Finish: My mouth keeps salivating from the acidity of this cider. The prevalent flavour is still strongly green apple, though more candy-like (think Fruit Plus or Hi-Chew). A limey aftertaste lingers as well.


My Rating


Very electrifying for an apple cider - at least to ones I’ve tasted. It’s very sour, almost so much so you can feel it in your teeth. It is an alternative to beer, though a feisty one. Do not recommend this to anyone who don’t like green apples or sour flavours in general. In fact, I would recommend this at the end of a party as a quick sober-up.

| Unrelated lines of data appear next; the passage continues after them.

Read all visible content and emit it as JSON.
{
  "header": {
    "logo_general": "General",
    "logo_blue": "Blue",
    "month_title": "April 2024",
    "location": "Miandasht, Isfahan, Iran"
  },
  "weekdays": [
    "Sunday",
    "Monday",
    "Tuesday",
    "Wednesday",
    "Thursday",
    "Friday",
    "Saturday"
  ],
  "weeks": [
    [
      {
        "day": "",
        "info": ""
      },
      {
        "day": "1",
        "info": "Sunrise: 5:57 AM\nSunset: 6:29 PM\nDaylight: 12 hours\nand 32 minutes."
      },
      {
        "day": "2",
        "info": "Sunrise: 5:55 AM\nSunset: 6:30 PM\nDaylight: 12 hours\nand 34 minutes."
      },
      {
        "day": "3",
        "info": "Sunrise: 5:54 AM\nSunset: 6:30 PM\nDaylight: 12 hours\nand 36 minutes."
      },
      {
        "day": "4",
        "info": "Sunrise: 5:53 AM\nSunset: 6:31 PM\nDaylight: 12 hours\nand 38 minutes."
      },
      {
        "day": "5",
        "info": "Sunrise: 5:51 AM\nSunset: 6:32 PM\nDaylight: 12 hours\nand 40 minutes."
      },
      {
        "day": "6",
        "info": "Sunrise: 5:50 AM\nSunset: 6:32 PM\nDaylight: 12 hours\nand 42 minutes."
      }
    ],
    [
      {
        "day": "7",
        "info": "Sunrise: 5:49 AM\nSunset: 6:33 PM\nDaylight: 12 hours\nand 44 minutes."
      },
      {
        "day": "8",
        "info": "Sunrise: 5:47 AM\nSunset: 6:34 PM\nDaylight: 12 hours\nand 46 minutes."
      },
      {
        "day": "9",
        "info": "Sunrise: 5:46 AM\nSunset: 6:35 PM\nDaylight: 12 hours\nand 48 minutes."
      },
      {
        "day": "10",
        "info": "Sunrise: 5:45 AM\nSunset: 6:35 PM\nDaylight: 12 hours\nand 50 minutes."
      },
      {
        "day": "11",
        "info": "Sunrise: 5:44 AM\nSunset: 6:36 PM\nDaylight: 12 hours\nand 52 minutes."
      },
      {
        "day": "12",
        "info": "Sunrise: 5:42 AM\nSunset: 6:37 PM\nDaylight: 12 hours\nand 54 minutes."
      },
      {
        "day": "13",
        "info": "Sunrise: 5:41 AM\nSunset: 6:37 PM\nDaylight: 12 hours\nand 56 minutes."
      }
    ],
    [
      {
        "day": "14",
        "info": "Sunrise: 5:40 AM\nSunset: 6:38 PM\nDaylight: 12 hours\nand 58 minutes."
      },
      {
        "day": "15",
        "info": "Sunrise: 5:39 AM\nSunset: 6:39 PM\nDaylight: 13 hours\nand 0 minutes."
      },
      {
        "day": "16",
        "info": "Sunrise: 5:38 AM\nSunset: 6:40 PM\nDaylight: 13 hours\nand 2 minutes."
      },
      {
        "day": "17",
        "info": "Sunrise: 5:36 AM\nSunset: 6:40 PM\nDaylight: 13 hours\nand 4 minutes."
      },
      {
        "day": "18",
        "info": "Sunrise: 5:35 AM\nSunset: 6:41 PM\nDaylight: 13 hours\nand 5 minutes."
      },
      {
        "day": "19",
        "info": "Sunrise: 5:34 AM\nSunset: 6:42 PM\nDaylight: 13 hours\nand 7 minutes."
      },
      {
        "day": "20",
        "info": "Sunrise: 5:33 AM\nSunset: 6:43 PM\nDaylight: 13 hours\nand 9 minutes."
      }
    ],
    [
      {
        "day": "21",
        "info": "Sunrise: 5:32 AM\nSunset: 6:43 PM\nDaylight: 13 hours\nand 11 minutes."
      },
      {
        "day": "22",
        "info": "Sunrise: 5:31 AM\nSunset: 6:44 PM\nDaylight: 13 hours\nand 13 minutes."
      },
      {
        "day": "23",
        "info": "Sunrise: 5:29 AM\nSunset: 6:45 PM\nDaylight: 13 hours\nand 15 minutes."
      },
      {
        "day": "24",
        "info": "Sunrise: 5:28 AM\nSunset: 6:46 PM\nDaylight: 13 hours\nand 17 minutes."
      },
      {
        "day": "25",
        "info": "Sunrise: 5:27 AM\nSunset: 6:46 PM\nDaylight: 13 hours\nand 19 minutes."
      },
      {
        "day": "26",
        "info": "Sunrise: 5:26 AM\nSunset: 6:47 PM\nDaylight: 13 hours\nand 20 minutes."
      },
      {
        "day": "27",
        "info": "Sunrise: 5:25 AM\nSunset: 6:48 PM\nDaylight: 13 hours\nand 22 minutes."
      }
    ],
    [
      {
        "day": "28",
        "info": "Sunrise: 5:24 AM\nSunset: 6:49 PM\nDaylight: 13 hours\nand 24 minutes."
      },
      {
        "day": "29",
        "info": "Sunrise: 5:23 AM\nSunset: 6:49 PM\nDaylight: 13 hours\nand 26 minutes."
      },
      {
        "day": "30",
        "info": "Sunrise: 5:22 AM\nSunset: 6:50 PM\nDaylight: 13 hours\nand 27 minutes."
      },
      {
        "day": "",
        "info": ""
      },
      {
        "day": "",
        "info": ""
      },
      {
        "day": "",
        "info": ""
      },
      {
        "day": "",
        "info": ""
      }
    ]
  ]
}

With the exception of the Pipsqueak, the common theme amongst the beers, true to Little Creatures’ claim, is hops. Resinous, piney flavours take center stage. While there are somewhat easy drinking beers, these beers are by no means beginner friendly (especially those adverse to hops). Breaking down this beer flight into four quadrants: Amber Ale for those who like dark, stouty flavours; Pale Ale and Pacific Ale for the balanced, middle ground drinkers; Hazy Ale and XPA for fruit lovers; West Coast IPA for those looking for something different. My favourites have to be the Pale Ale and the Amber Ale, with Hazy IPA coming in as a close second - and if I had to recommend one beer that encapsulates the style of Little Creatures, the OG Pale Ale is a good place to start.